According to What does comparable mean in Elm? comparable is built-in type constraint that can be used to limit type variables to those built-in types that are, well, comparable. The following questions comes to mind (and are not so easy to find out):

  • what are the other type constraints that currently exists in Elm? Is there a list somewhere?
  • Is there a way how I can create my own type constraints? I presume that the answer is no, since Elm does not have any mechanism such as Haskell Typeclasses right now?
  • If the above is true (no custom type constraints), that does mean that the polymorphism is quite limited in Elm, doesn't it? For example, it seems that the following is not achievable right now: I want to create a function f that accepts List of elements (of a same but uncertain type) each of which can be used as an argument to some function g (i.e. f accepts List a and moreover inst being of type a implies that g(inst) makes sense)
1
Have you seen these two issues regarding type classes?pdexter
Yes, I saw both these.
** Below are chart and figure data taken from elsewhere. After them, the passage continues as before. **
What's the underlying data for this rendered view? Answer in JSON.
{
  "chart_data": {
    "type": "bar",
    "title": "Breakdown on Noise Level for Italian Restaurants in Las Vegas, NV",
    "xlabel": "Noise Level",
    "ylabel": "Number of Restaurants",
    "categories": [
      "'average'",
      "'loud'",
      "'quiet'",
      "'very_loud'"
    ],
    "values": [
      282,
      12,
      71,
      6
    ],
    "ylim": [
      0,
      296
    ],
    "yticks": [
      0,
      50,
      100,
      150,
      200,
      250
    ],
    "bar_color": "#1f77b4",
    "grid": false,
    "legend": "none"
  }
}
OTOH, I saw there is a concept such as comparable, so I wasn't sure, what's the status of this in Elm.Tomas Kulich

1 Answers

9
votes

Besides comparable (ints, floats, chars, strings, lists, and tuples) there are also appendable (strings, text, and lists) and number (ints and floats). I have not seen an authoritative list (outside of the compiler source).

There is no way to define similar typeclasses of your own.

Yes, this limits what functions you can write. No one has convinced Evan that this limit is a problem.